O estudo também testou um tratamento experimental que poderia ser o primeiro a atacar as causas da asma e não apenas a aliviar os seus sintomas. Os pesquisadores demonstraram como prevenir esta destruição generalizada da barreira celular das vias respiratórias utilizando gadolínio, um composto utilizado como contraste em ressonâncias magnéticas.

“Felizmente, podemos usar um composto barato, o gadolínio, que é frequentemente usado em imagens de ressonância magnética, para impedir danos nas vias aéreas em camundongos, bem como a inflamação e a secreção de muco que se seguem. E prevenir esses danos poderia evitar o acúmulo de músculos que causa ataques futuros”, ressalta Rosenblatt.

Isso teria que ser feito, ressalta Ortiz-Zapater, procurando um composto que imitasse a atividade do gadolínio, pois pode ser tóxico se administrado com muita frequência.

Esta descoberta “poderia parar o ciclo inflamatório e até revolucionar os tratamentos atuais para a asma”, afirmam Jeffrey Drazen e Jeffrey Fredberg, especialistas em saúde ambiental da Universidade de Harvard (Estados Unidos), num comentário ao estudo também publicado na Science.

O mesmo mecanismo, de acordo com eles, pode ser relevante para a compreensão e tratamento de outras doenças, como a síndrome do intestino irritável, também caracterizada por danos às células epiteliais devido a contrações súbitas semelhantes às causadas pela asma nas vias aéreas.

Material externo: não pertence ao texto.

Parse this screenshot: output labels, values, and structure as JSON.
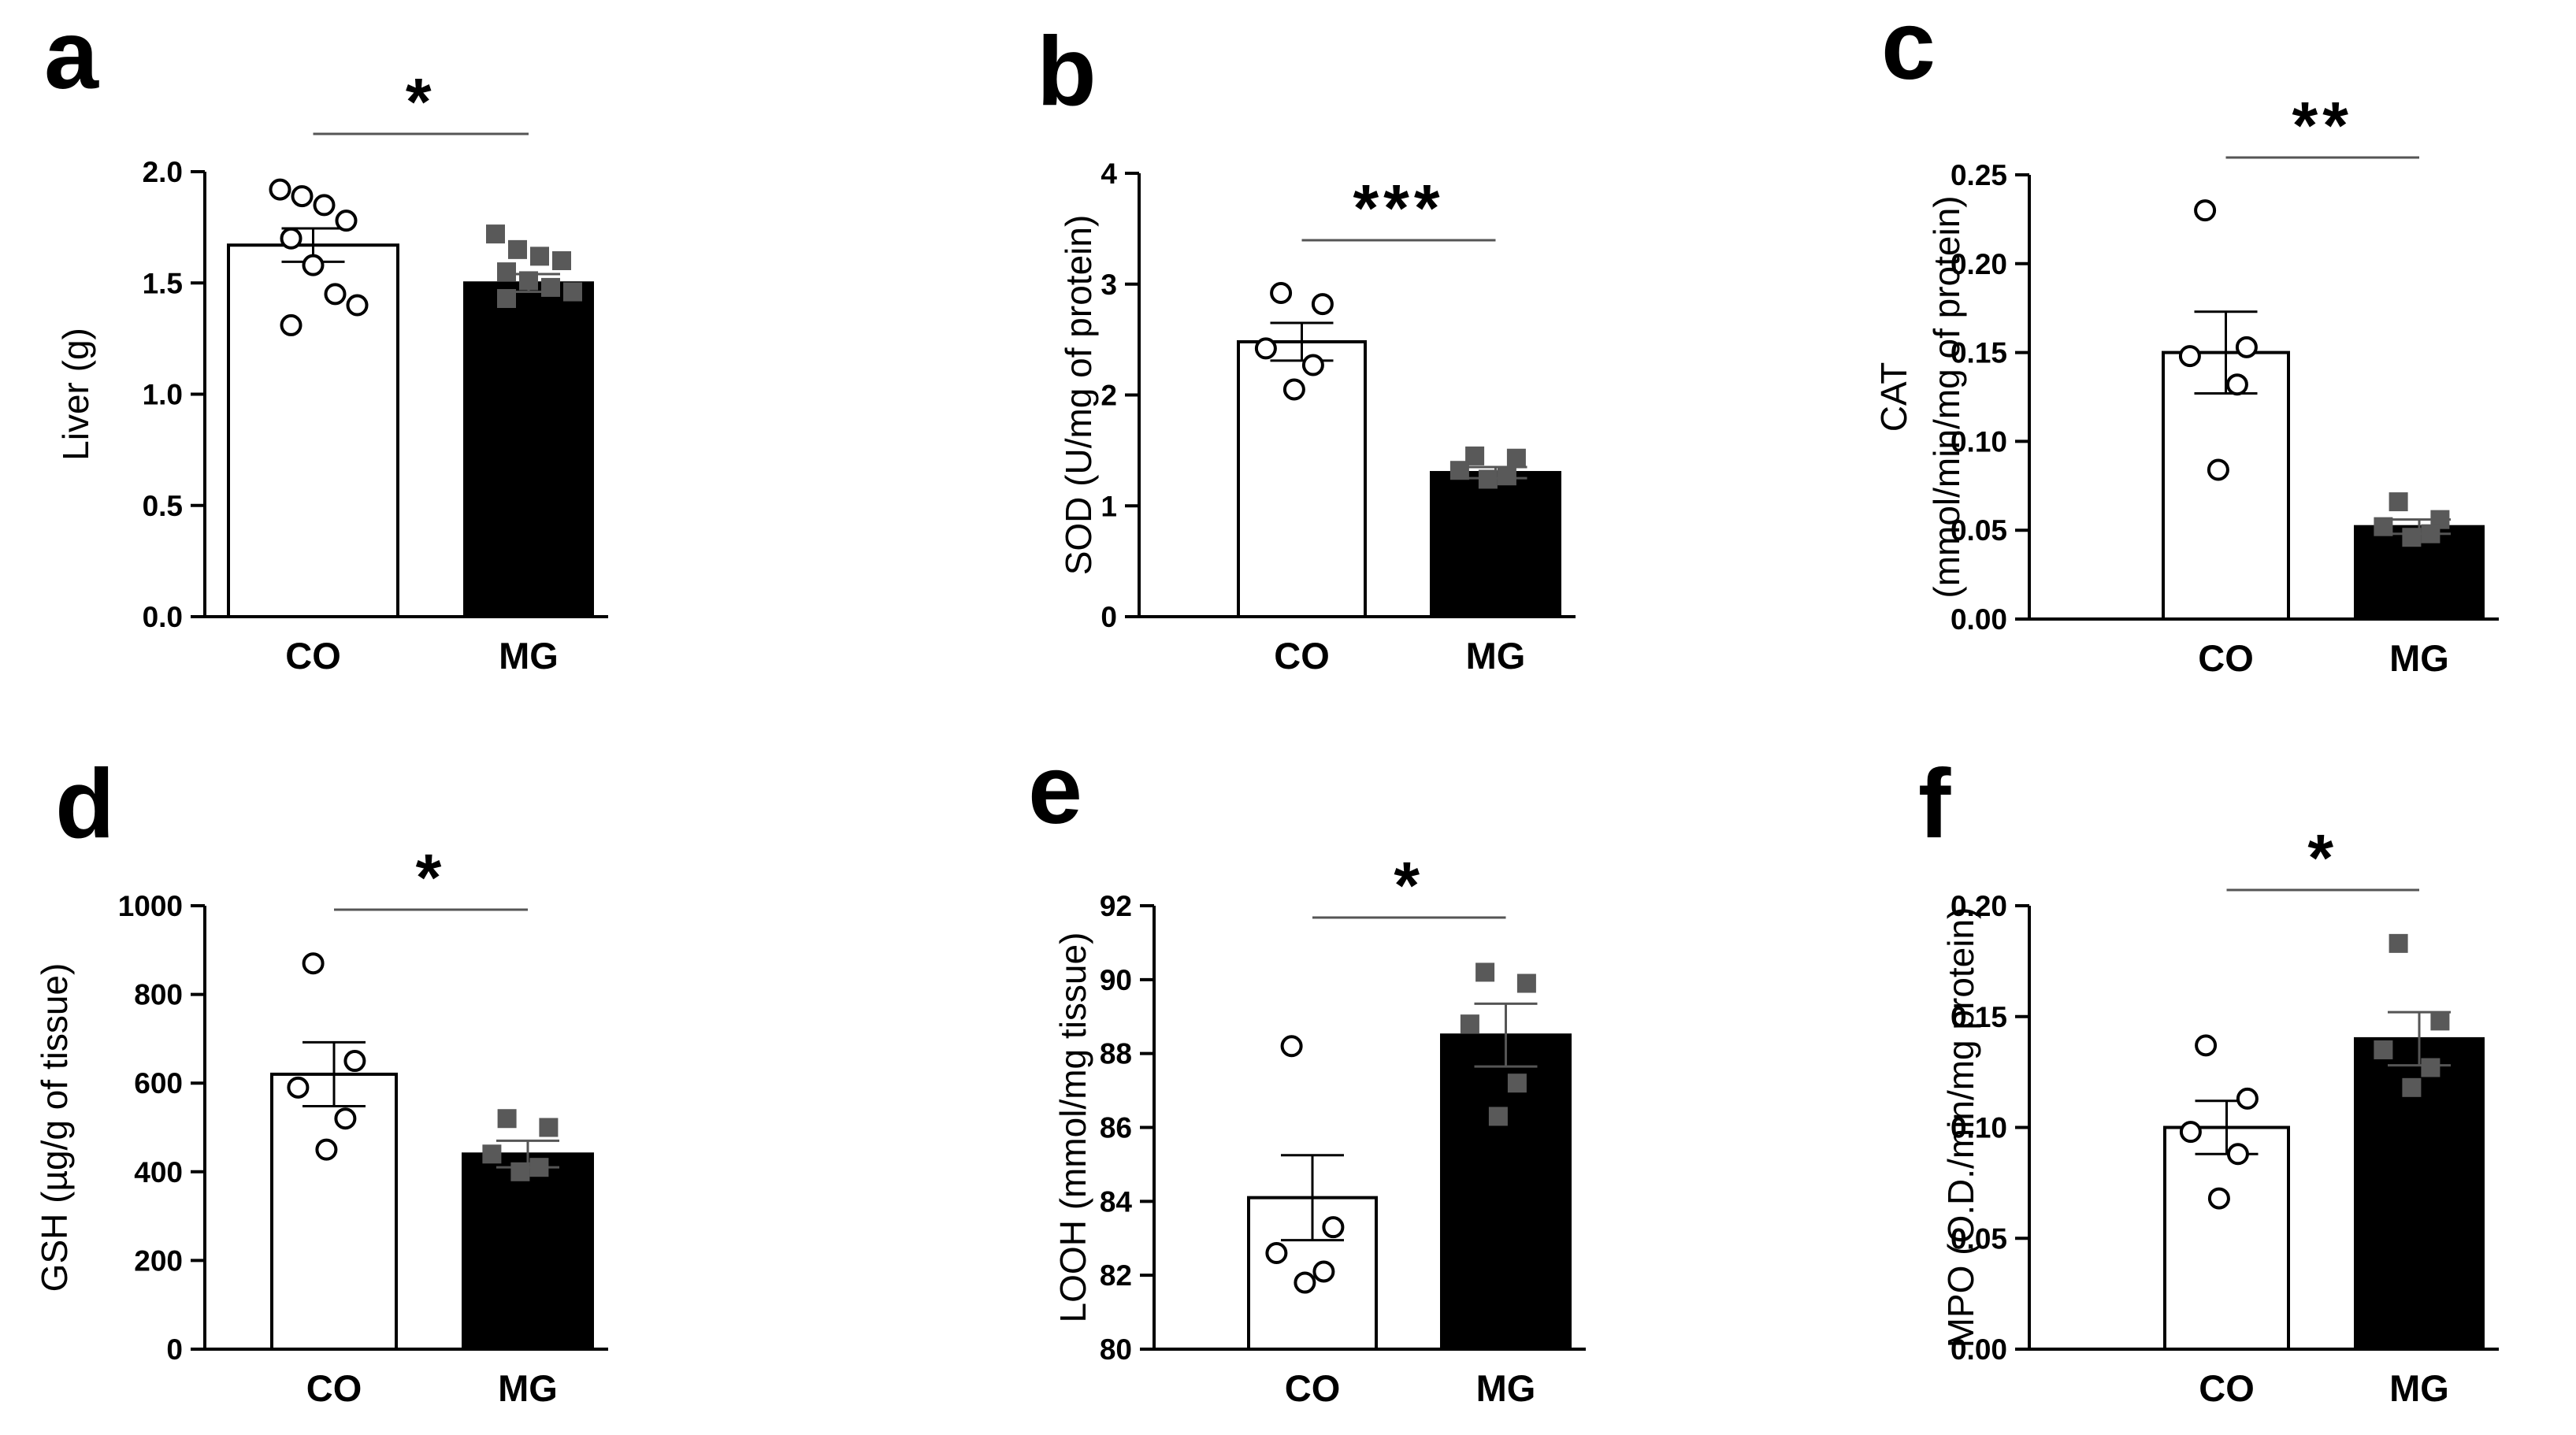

— A experimentação apresentada no artigo define o papel da via de extrusão no controle dos sintomas subsequentes de uma crise de asma e pode abrir caminho para futuras pesquisas sobre possíveis alvos terapêuticos — elucida José Gregorio Soto Campos, diretor da Unidade de Gestão Clínica de Pneumologia e Alergia do Hospital de Jerez em declarações ao portal Science Media Center da Espanha.

Para o futuro, resta esclarecer por que ocorre essa compressão súbita das vias aéreas típica da asma. É provável, ressalta Ortiz-Zapater, que isso se deva a vários fatores. O mistério da causa original da doença descrita pelos gregos continua.